Nací y me crié en la calle San Luis en el seno de una familia numerosa formada por mis padres, Jesús y Manuela, y mis hermanos Suso, Tito, Manolita, Amparo, Gela, Carlos, Lolo y Carmiña. Mi padre trabajó de zapatero en la fábrica de Ángel Senra y mi madre fue limpiadora en Sindicatos.

Mi primer colegio fue el Concepción Arenal, en el que estuve hasta que a los diez años pasé a la academia San Rafael, en la calle San Vicente, y más tarde al colegio Coca. Luego me puse a trabajar para ayudar en casa, al igual que muchos chicos y chicas de la época, y comencé en la fábrica de plumeros de Francisco Catoira, donde estuve hasta los diecisiete años. Luego estuve en la tienda de regalos Colín durante varios años y me casé con Miguel, aunque tuve que dejar mi trabajo al nacer mi primer hijo, ya que lo hizo con un problema cerebral y tuve que dedicarme desde entonces a cuidar de él y del hijo que tuve después, ya que mi marido falleció muy joven.
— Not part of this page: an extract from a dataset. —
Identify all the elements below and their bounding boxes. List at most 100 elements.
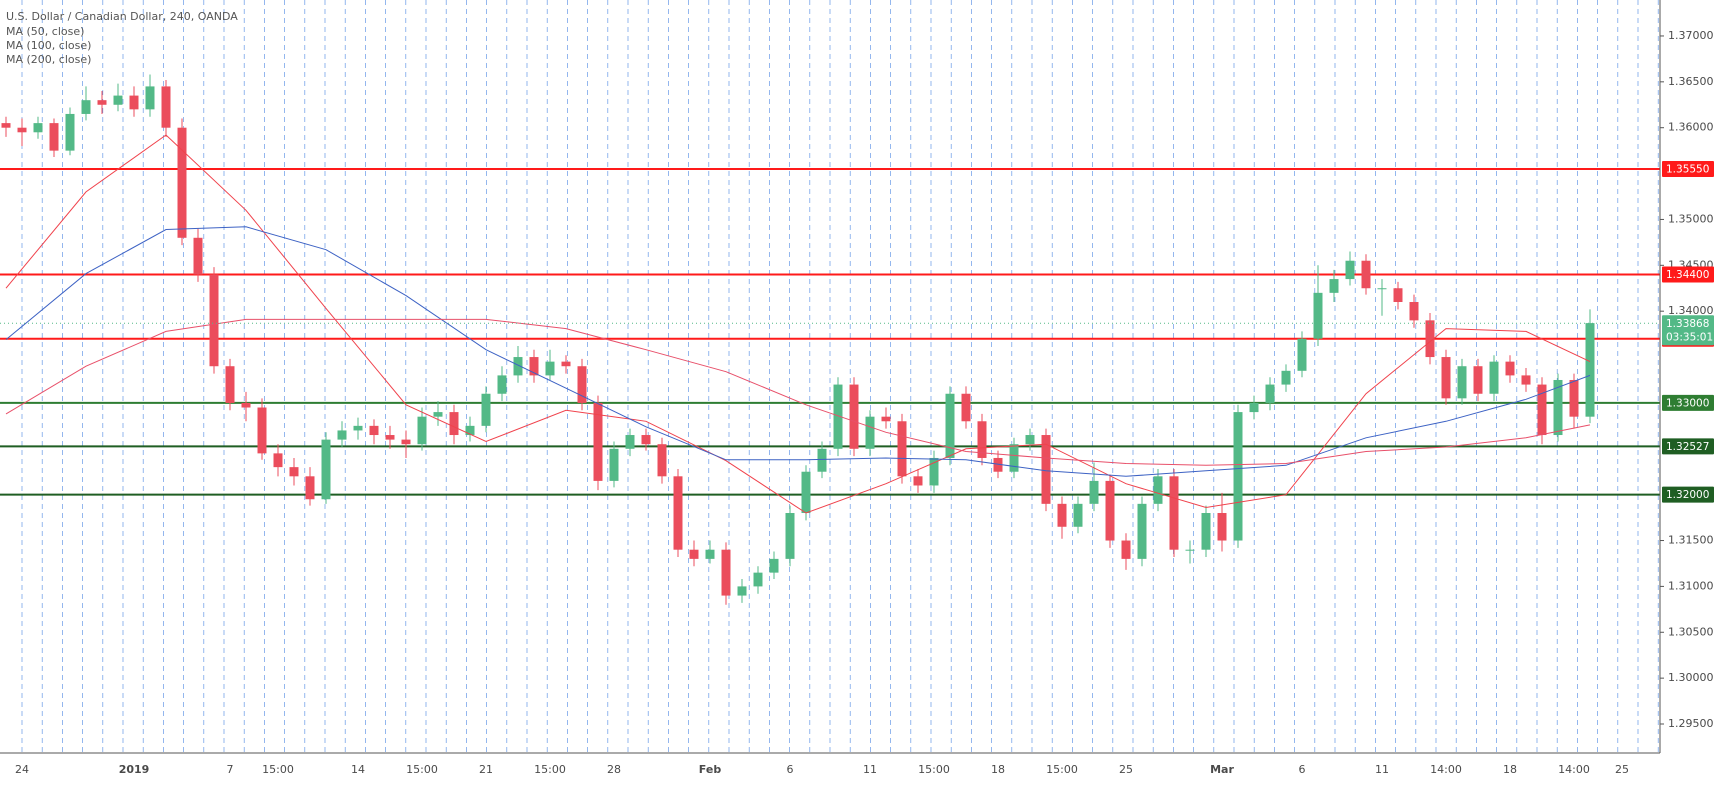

Mis primeras amigas y amigos fueron de mi barrio, como Marinita, Olga la del carpintero, Mariló, Teresa, Mari, Pili, Fernanda, Pitusa, Pilar Moreno, Nanín, Anita, Raúl, Juancito, Geluco y Joe. Nuestros juegos transcurrían siempre en la calle, todavía sin asfaltar, y en alrededores como el campo de la fábrica de Ángel Senra, el campo de la Peña, los Estrapallos y la zona de San Cristóbal, que entonces se dedicaba a la agricultura y tan solo tenía unas pocas casas.

Como apenas teníamos juguetes, hacíamos nuestras propias muñecas con trapitos o con los recortables de papel en los que venían dibujos de muñecas y sus vestidos. Hacíamos todo lo posible para que nos dieran unas monedas para comprarlos y cuando los conseguíamos, nos pasábamos varios días recortándolos y jugando con ellos, así como intercambiándolos con las amigas. Recuerdo que también los había para chicos, pero que eran de indios y vaqueros.

Otro de nuestros entretenimientos era cambiar tebeos y novelas en las librerías de nuestro barrio, como El caballito blanco o la de Aurorita. Cuando llegaba el buen tiempo nos íbamos al campo de Ángel Senra, donde se ponía la ropa lavada a secar, o al de San Vicente, donde había un lavadero en el que se lavaba la ropa, ya que entonces mucha gente aún no tenía agua corriente en su casa, por lo que aprovechábamos para ir a esos lugares a jugar y a reunirnos con amigas.

A veces hacíamos una escapada hasta la explanada de San Cristóbal para jugar a los columpios con pandillas de niños y niñas de otras calles, como Francisco Catoira, Sexta del Ensanche, San Vicente, Vioño o San Luis, que esperaban a que llegara el buen tiempo para jugar con los postes que Telefónica pintaba allí. Había veces que en cada poste nos subíamos siete chavales por cada lado para balancearnos y hacer caer a los del otro extremo.

Mis padres tenían una cuadra con cerdos y gallinas en el lugar de los Estrapallos y cuando bajaba a ese lugar a llevar comida a los animales, jugaba con las niñas gemelas que vivían en una casa que estaba al lado de la fuente que había allí, a las que llamábamos las rubias, ya que toda esa zona eran fincas en las que se cultivaba sobre todo trigo y que llegaban hasta la Granja Agrícola. Recuerdo que un día que bajé hasta allí me dio un dolor muy fuerte de barriga y un señor que guardaba ovejas en ese mismo lugar me dio para beber un líquido incoloro, que me sentó muy bien y del que después supe que era ginebra.

Cuando empecé a trabajar de jovencita, algunas veces ayudaba a mi amiga Olguita, que trabajaba en la sastrería de Ciriaco Varela y repartía con ella los trajes de los clientes, por lo que con las propinas que nos daban nos íbamos el domingo al baile del Sally, siempre acompañados por mi hermano mayor, que no me dejaba bailar más de dos piezas con el mismo chico.